R. J. Hughes Justice Complex
TRENTON, N.J. (Legal Newsline) – The Superior Court of New Jersey Appellate Division has ruled that the $1.8 million in damages awarded to a woman who was injured by a thrown glass bottle while riding on a New Jersey Transit bus should remain with no need for a new trial.
According to the July 17 court filing, the defendant-appellants the New Jersey Transit Corp. and Kelvin Coats filed an appeal in a case filed by plaintiff-respondent Anasia Maison.
Maison filed a lawsuit against NJ Transit and Coats, its bus driver, after a 2013 incident that involved a fellow bus passenger throwing a glass liquor bottle at her forehead, causing her to need 22 stitches.
Prior to Maison being hit, she had been harassed by a group of teenagers who were riding on the bus, including one of them brandishing a knife at her.

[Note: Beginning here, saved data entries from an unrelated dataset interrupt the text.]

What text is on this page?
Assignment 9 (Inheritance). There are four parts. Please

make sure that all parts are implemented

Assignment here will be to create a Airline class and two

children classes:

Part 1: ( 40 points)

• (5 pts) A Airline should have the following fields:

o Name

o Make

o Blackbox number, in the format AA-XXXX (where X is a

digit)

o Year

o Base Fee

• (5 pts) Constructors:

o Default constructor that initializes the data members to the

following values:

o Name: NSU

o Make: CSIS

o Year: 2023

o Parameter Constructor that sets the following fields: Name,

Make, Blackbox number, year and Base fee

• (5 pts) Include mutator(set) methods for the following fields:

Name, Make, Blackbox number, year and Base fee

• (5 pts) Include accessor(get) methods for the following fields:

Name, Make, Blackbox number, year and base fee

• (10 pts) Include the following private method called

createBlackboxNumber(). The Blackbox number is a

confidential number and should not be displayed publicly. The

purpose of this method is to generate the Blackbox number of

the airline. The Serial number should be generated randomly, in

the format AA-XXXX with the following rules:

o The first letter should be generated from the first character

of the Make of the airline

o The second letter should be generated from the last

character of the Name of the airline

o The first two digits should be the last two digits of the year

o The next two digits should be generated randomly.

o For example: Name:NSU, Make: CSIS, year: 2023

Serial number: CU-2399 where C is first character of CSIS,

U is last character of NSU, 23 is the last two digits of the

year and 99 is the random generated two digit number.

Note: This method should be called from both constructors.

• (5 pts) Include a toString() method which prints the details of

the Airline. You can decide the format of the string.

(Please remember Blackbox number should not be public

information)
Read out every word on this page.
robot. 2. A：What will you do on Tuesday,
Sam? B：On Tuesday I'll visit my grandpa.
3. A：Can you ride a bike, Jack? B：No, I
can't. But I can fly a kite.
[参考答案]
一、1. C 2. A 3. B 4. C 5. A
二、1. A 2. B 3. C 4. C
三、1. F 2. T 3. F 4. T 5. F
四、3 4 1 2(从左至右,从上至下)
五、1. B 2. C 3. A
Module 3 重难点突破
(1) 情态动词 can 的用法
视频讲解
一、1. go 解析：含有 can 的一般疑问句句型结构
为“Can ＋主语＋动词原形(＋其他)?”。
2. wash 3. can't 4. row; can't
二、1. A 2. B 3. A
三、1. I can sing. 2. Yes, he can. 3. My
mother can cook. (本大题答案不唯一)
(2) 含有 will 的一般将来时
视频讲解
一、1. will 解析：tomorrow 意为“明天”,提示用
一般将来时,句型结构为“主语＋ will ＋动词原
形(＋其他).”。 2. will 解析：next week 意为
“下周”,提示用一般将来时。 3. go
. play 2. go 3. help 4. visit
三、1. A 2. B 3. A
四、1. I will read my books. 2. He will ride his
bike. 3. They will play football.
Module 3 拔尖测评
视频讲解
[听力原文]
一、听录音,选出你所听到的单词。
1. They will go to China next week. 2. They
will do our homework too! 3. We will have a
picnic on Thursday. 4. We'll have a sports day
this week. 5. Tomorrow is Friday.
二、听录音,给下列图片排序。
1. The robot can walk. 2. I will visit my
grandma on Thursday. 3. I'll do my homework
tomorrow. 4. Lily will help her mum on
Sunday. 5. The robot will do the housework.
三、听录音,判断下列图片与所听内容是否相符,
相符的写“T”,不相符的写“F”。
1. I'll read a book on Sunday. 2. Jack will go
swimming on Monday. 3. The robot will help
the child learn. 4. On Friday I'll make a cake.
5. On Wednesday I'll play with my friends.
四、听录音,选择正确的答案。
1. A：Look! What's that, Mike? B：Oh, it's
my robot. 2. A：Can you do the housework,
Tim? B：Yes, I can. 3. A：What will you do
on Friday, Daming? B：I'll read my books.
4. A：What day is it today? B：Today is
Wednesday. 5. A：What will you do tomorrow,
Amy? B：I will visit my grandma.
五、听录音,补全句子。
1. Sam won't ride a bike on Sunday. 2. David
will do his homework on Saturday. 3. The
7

A jury awarded Maison the $1.8 million judgment despite the verdict, new trial or remittitur, according to the court filing.
Among the defendants' arguments in the appeal are that the trial court allowed Maison to go to trial without supporting expert testimony, failed to apply the common carrier standard to its buses and drivers, and the court's rejection of their request to have the bottle thrower on the verdict sheet.
Judge Richard S. Hoffman concluded that "there was a prolonged hostile interaction" among Maison and the teenage bus passengers and that the driver should have foreseen possible danger and taken actions. The court also concluded that there was "no reason to disturb" Maison's damage award and that the trial judge should not "inform the jury of the amount of the award" and instruct them to examine the issue "of fault between the bottle thrower and defendants."